What have I learned from examining my client’s situation? I discovered that for years this woman has been promoted and compensated highly because she produced good marketing program results. While her performance reviews touch on some leadership and relationship-building problems over the years, none of them (repeat NONE of them) makes it clear those problems were seen as potentially fatal flaws in her performance. In fact, in the latest performance review, she received an above average rating and a concommitent raise. But, suddenly she was demoted because, as she has come to learn (if too late) she lacks critical skills in coalition and team building.

I am intensely curious how a leader can avoid dealing directly with a direct report’s skill deficiency, compensate them as if there is no deficiency and then demote that person because of the deficiency. I’m even more curious how several leaders over several years could not deal directly with my client’s relationship-building skill problem. Obviously, anyone with a business degree or loving heart would say this situation should never happen. Why did it?
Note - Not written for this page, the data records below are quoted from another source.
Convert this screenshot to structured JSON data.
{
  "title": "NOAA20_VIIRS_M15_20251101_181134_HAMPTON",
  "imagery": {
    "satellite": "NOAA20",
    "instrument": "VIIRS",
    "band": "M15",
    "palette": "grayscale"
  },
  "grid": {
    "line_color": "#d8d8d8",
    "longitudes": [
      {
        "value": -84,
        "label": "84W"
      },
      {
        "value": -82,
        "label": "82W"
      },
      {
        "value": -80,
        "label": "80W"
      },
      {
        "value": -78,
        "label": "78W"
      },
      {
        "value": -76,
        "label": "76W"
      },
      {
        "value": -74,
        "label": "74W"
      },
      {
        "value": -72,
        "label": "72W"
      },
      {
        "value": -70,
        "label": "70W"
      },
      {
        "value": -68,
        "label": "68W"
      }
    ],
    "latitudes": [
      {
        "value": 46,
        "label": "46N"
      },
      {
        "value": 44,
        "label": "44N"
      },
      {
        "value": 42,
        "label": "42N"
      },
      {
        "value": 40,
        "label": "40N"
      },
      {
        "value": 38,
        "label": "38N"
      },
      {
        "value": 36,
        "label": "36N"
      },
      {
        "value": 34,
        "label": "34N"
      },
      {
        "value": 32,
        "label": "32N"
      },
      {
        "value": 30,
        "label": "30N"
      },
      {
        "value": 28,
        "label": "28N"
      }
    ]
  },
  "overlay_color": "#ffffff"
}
Because the company has a culture of politeness. They over-value politeness and undervalue truth-telling. The over-value niceness and under-value leadership courage in dealing with critical skill deficiencies. In this case, a career was slowly debilitated by lack of honesty.

I’ll cut this short and make the obvious point: leaders have an obligation to tell the truth. If as a leader you find yourself being more truthful in discussions than you are willing to put in writing, you need get some help with managerial courage. It’s not easy to tell someone they are falling short of the mark, or that they lack skills that are becoming increasingly necessary. But, leaders should not be allowed to say one think in the annual review and do another when it comes to promotion or demotion.

My client paid a dear price for a long-term trail of politeness. She also is responsible for not recognizing the signals others were giving off that she was causing problems in how she related with people. I am not saying her managers are solely responsible for her demotion or her long-term lack of relational skills. She is sizably responsible. But, she is not solely responsible.

Nothing is more generous to an employee than telling the whole truth about how you see their performance. Nothing is better for helping that employee learn and develop. Nothing does more for the long-term strength of a company than basing all leader-direct report conversations on what is real. Politeness is great - but when it morphs into a systemic process of skirting the tough issues - companies - and individual employees pay a high price.

My client will be fine. She is determined to improve and do the hard work to get out of the penalty box. It may take her a couple years. But, she is determined - and I believe, well capable of learning…now that she knows the truth.